Parliament to review terror law

posted on November 20, 2004 | in Category Bill C-36 | PermaLink

Original author: Janice Tibbetts Source: The Ottawa Citizen URL: [link] (subscribers only) Date: November 15, 2004 Lawmakers to decide if 'draconian' law should be altered or even scrapped

Parliament will embark within weeks on an expansive review of Canada's anti-terrorism laws to examine whether extra powers given to police and government in the emotional months after the 2001 U.S. terror attacks should be softened or scrapped. The anti-terrorism bill, introduced when the World Trade Center rubble had barely stopped smouldering, was one of the fastest pieces of legislation ever passed by the government of former prime minister Jean Chretien, despite being a lengthy 171 pages long and containing 146 provisions.In order to drum up enough political support to push the bill through the House of Commons by Christmas 2001, the government agreed to an automatic review after three years so calmer heads could examine whether the rushed provisions were excessive.

"In the heat of 9/11, some of us went along with those measures, taking consolation in knowing they would be reviewed," recalled Liberal MP Paul DeVillers, the chairman of the House of Commons justice committee.

The committee will likely oversee the probe, but the government is also considering establishing a new public security committee or even a special joint committee of members of Parliament and senators to handle the review. By law, it must begin by Dec. 18 and be completed within one year.

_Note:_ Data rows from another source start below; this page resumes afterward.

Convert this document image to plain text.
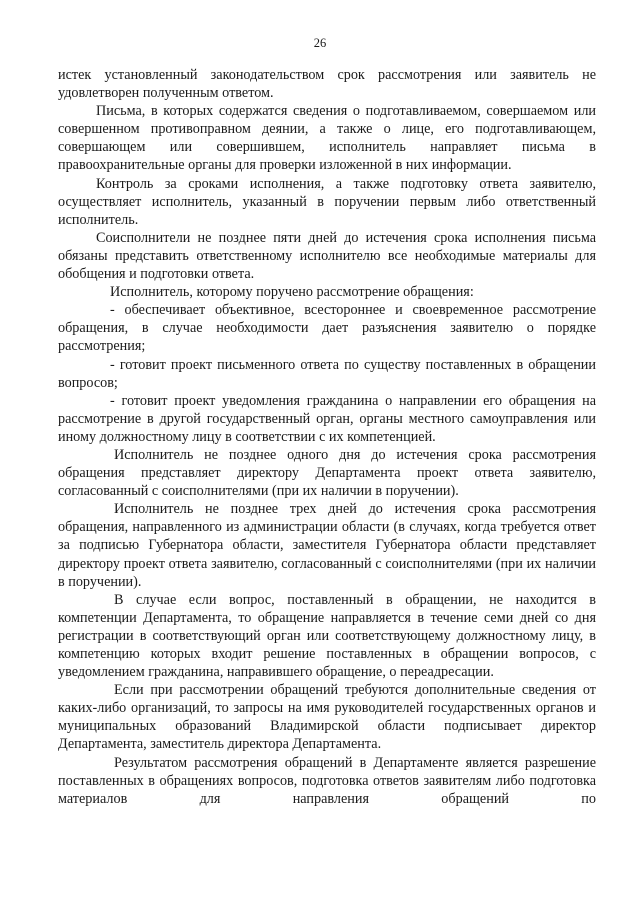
26

истек установленный законодательством срок рассмотрения или заявитель не удовлетворен полученным ответом.

Письма, в которых содержатся сведения о подготавливаемом, совершаемом или совершенном противоправном деянии, а также о лице, его подготавливающем, совершающем или совершившем, исполнитель направляет письма в правоохранительные органы для проверки изложенной в них информации.

Контроль за сроками исполнения, а также подготовку ответа заявителю, осуществляет исполнитель, указанный в поручении первым либо ответственный исполнитель.

Соисполнители не позднее пяти дней до истечения срока исполнения письма обязаны представить ответственному исполнителю все необходимые материалы для обобщения и подготовки ответа.

Исполнитель, которому поручено рассмотрение обращения:

- обеспечивает объективное, всестороннее и своевременное рассмотрение обращения, в случае необходимости дает разъяснения заявителю о порядке рассмотрения;

- готовит проект письменного ответа по существу поставленных в обращении вопросов;

- готовит проект уведомления гражданина о направлении его обращения на рассмотрение в другой государственный орган, органы местного самоуправления или иному должностному лицу в соответствии с их компетенцией.

Исполнитель не позднее одного дня до истечения срока рассмотрения обращения представляет директору Департамента проект ответа заявителю, согласованный с соисполнителями (при их наличии в поручении).

Исполнитель не позднее трех дней до истечения срока рассмотрения обращения, направленного из администрации области (в случаях, когда требуется ответ за подписью Губернатора области, заместителя Губернатора области представляет директору проект ответа заявителю, согласованный с соисполнителями (при их наличии в поручении).

В случае если вопрос, поставленный в обращении, не находится в компетенции Департамента, то обращение направляется в течение семи дней со дня регистрации в соответствующий орган или соответствующему должностному лицу, в компетенцию которых входит решение поставленных в обращении вопросов, с уведомлением гражданина, направившего обращение, о переадресации.

Если при рассмотрении обращений требуются дополнительные сведения от каких-либо организаций, то запросы на имя руководителей государственных органов и муниципальных образований Владимирской области подписывает директор Департамента, заместитель директора Департамента.

Результатом рассмотрения обращений в Департаменте является разрешение поставленных в обращениях вопросов, подготовка ответов заявителям либо подготовка материалов для направления обращений по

The key questions will be whether the government and police have abused their powers, and if the laws are too much of an assault on individual freedoms to merit keeping.

Already, judges all the way up to the Supreme Court of Canada have taken swipes at state secrecy in court challenges to the anti-terrorism laws, which they say are an unnecessary affront to the principle of open courts.

"There's a hell of a lot that should be changed," said Alan Borovoy, spokesman for the Canadian Civil Liberties Association and one of the law's harshest critics. "Those who seek to defend these measures should have to justify them and if they can't be justified, they should be scrapped."

The Anti-Terrorism Act has been widely described as one of the most draconian bills ever passed in Canada. Among other things, it allowed for new "preventive arrest" and jailing of people suspected of considering a terrorist act.

The act also allowed for investigative hearings, which critics compared to "star chambers," that would compel a person who may know something about a terrorist plot to testify in secret before a judge, without being charged.

Government reports show police had not made any preventive arrests by the end of last year. But the investigative hearing was invoked at least once, culminating in a Supreme Court of Canada ruling this year that upheld the constitutional validity of the practice, but found the B.C. judge in the case went too far by shutting out the public.

The question parliamentarians should consider in their review is not whether police and government have abused their powers, but whether the potential for abuse is too great to let the expansive measures survive, Mr. Borovoy said.

"We have to be careful not to rely not too much on incidents that have already happened as a barometer," he said. "One of the problems with over broad laws that create excessive powers is that they are used in ways that people never imagined when they were first created."

Public Safety Minister Anne McLellan was the justice minister when she introduced the legislation in October 2001, saying: "The measures you see before us are justified to deal with the scourge of terrorism."

And there were warnings from the RCMP that Canadians themselves were vulnerable.

'I think there was a good deal of public sentiment in favour of this," said Wesley Wark, a University of Toronto terrorism analyst. Three years later, Mr. Wark says he does not believe there is widespread public anxiety about the Anti-Terrorism Act "and I don't think there's any groundswell of feeling that it should be abolished."

Ms. McLellan is expected to take the position during the review that the Anti-Terrorist Act strikes an appropriate balance between public protection and freedom and that no changes are needed.

Justice Minister Irwin Cotler, an expert in counter-terrorism, expressed concerns while he was still a backbencher, but it remains to be seen whether he will revive his reservations at committee hearings.

In a public opinion piece in the Citizen in 2002, Mr. Cotler called for an expansive annual review and he raised red flags about the broad definition of terrorism contained in the act as well as a provision that allows for government to issue security certificates for 15 years that prevent the disclosure of information considered sensitive.